The value of the surface integral is 3π/5.
Here's how to evaluate the surface integral:
1. Parameterization:
Since the surface S is defined by two equations, we need a parameterization to express x, y, and z in terms of two parameters.
We can use cylindrical coordinates:
θ: angle between the positive x-axis and the projection of the position vector onto the xy-plane (ranging from 0 to 2π)
r: radial distance from the origin (ranging from 0 to 3, as the cylinder has radius 3)

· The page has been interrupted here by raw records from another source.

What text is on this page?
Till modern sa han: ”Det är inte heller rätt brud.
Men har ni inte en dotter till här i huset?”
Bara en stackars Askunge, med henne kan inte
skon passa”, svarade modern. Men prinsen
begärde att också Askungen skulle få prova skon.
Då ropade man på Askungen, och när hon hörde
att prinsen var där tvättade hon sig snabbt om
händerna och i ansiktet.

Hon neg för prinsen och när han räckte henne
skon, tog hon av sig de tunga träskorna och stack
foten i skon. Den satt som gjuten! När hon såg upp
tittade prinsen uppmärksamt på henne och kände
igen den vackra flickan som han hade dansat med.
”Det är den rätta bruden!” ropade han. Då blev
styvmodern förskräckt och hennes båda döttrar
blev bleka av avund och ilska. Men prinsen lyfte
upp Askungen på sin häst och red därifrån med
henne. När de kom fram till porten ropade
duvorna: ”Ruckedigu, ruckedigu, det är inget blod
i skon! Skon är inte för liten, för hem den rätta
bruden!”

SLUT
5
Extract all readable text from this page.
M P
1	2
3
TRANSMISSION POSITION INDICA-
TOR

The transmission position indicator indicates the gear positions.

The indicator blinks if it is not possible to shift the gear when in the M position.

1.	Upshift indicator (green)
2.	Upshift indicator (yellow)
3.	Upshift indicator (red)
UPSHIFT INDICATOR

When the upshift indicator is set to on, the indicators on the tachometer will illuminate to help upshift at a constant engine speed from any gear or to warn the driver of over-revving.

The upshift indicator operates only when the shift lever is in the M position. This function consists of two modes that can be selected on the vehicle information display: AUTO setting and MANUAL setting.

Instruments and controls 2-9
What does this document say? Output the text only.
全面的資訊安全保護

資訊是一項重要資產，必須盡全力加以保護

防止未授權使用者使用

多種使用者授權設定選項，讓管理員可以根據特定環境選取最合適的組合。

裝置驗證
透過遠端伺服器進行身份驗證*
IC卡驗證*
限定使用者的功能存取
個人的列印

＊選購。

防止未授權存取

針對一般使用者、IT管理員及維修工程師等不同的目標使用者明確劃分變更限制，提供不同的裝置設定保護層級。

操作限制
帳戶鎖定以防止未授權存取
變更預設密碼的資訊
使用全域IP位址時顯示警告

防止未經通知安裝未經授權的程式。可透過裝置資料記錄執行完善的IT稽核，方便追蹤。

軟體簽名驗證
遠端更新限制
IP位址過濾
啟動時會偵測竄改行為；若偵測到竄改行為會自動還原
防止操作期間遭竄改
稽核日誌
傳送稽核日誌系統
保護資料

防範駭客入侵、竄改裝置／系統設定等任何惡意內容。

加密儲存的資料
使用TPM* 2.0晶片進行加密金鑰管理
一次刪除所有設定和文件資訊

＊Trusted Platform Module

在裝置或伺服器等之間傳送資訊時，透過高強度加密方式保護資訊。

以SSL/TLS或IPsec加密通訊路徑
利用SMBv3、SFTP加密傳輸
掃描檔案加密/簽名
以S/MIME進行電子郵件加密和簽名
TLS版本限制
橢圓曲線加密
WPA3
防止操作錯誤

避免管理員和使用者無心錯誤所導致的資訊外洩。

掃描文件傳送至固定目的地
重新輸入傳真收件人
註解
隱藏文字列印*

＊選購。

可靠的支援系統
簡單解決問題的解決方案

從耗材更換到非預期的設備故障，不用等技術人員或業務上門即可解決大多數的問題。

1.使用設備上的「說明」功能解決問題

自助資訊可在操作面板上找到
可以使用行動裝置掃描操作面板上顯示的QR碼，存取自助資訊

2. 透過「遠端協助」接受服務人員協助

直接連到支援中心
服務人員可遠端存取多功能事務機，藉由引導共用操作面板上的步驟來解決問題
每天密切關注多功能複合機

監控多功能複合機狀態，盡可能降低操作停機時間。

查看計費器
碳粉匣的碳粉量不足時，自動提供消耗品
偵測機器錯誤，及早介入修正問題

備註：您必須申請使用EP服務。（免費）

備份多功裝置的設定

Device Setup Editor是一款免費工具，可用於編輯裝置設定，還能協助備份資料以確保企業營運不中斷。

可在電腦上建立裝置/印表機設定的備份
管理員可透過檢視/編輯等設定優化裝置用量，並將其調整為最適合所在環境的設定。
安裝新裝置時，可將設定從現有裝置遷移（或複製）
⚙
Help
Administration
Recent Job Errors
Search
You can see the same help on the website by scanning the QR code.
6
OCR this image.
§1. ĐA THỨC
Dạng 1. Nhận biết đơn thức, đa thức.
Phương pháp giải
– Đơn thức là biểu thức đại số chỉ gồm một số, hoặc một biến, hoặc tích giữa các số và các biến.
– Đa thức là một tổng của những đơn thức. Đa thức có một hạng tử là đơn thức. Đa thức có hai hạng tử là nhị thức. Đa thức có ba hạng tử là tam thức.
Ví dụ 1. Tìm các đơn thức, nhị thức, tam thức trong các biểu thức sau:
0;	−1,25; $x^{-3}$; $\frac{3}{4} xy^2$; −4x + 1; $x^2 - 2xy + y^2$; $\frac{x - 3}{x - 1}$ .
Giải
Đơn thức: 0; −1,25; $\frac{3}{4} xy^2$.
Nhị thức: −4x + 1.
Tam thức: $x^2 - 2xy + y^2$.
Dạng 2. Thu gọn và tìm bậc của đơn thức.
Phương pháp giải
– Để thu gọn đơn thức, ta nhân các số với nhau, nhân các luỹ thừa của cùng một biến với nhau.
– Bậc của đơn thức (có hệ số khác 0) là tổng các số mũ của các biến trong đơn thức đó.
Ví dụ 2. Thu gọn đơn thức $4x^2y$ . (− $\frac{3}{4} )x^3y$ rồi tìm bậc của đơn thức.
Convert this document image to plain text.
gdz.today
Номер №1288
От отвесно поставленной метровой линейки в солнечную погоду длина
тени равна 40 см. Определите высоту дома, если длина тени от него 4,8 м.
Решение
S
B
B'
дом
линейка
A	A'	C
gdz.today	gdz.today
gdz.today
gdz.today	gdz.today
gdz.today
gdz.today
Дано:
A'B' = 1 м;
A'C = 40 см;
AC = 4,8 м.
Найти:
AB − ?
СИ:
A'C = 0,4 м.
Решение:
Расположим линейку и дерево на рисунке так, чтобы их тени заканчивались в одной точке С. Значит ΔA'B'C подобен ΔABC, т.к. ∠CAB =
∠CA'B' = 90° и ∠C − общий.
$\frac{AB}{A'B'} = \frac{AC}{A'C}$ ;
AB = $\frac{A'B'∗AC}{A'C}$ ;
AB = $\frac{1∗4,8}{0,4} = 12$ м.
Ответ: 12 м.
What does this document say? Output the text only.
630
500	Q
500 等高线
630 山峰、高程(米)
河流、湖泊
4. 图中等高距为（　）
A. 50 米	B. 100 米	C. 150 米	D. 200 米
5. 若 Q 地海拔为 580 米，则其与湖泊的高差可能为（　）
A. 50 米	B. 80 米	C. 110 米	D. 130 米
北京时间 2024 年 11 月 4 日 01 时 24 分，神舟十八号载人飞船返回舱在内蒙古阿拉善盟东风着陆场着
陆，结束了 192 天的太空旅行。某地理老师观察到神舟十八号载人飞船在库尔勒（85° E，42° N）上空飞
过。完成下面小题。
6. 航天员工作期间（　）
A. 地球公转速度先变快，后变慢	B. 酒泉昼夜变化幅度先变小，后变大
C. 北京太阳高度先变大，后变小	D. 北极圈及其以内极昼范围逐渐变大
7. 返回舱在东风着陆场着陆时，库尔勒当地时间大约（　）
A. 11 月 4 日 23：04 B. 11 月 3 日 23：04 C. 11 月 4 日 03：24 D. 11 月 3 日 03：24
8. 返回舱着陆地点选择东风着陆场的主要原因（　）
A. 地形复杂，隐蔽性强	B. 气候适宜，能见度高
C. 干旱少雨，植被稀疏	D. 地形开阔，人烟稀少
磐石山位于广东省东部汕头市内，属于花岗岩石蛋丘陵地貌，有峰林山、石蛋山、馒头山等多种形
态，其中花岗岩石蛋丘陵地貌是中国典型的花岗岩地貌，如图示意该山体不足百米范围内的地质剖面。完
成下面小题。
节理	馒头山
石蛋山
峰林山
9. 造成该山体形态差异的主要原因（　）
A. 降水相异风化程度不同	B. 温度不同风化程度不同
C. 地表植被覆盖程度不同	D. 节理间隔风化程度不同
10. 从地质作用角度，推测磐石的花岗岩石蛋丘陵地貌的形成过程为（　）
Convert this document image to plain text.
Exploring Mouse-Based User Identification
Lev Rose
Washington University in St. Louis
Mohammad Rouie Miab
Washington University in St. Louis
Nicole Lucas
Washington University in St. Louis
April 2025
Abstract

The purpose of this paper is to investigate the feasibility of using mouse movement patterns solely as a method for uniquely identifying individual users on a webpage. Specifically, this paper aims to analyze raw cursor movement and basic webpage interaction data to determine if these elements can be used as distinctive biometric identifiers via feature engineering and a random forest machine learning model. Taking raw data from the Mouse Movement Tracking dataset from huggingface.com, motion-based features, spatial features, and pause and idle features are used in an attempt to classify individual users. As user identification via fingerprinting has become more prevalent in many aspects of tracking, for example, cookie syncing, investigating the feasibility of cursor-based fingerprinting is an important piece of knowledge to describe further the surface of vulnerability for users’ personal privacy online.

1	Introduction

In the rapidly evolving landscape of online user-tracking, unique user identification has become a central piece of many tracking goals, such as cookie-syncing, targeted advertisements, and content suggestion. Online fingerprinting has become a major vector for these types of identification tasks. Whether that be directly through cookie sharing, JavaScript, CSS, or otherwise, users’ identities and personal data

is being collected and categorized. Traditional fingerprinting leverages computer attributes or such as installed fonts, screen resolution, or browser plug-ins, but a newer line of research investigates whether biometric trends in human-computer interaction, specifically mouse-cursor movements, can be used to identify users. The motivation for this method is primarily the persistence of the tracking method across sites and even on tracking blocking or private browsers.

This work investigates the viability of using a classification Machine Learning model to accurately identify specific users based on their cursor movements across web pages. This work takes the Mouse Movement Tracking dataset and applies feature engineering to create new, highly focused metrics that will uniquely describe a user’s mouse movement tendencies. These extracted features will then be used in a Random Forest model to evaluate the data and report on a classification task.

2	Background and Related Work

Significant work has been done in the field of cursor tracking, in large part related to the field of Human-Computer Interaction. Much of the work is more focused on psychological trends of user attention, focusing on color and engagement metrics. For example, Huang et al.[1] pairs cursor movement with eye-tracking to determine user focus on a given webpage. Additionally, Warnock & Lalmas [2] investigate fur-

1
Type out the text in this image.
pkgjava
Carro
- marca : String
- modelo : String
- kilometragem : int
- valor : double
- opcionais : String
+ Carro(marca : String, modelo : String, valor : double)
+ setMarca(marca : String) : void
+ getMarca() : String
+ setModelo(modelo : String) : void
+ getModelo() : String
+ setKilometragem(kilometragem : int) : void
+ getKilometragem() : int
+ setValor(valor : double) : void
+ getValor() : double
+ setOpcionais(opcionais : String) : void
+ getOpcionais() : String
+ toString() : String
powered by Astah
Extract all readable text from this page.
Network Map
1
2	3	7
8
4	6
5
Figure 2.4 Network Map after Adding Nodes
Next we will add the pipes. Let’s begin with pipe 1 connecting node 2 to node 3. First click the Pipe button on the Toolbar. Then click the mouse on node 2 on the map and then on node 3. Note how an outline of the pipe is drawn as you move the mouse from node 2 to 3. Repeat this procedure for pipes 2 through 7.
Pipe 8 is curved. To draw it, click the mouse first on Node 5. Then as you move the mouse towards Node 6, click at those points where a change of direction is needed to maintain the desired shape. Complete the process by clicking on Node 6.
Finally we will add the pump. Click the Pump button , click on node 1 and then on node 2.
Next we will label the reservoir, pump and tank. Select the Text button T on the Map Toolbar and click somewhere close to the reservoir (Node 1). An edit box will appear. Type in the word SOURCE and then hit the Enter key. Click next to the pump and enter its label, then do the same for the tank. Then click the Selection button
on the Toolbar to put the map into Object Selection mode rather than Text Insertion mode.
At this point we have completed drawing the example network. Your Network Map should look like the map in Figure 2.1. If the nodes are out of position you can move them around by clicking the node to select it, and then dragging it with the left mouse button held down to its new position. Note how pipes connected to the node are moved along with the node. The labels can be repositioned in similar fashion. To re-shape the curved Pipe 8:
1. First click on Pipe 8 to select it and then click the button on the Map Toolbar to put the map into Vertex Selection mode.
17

Therefore, the parameterization is:
x = r cos(θ)
y = r² (valid for the paraboloid)
z = r sin(θ)
2. Surface element:
The surface element in cylindrical coordinates is:
dS = r |∂z/∂θ ∂x/∂r - ∂x/∂θ ∂z/∂r| dr dθ
In our case, the partial derivatives are:
∂z/∂θ = r cos(θ)
∂x/∂r = cos(θ)
∂x/∂θ = -r sin(θ)
∂z/∂r = sin(θ)
Therefore, the surface element becomes:
dS = r |r cos²θ + r sin²θ| dr dθ = r² dr dθ
3. Integral setup:
We want to integrate over the area S defined by the cylinder and paraboloid:
∫∫S y dS = ∫₀²π ∫₀³ r² dr dθ
4. Substitution for y:
Substitute y = r² into the integral:
∫₀²π ∫₀³ r⁴ dr dθ
5. Evaluation:
Integrate with respect to r:
∫₀²π ∫₀³ r⁵/5 dr dθ = ∫₀²π 3⁶/30 dθ = 3²/10 ∫₀²π dθ
Integrate with respect to θ:
3²/10 * 2π = 3π/5
Therefore, the value of the surface integral is 3π/5.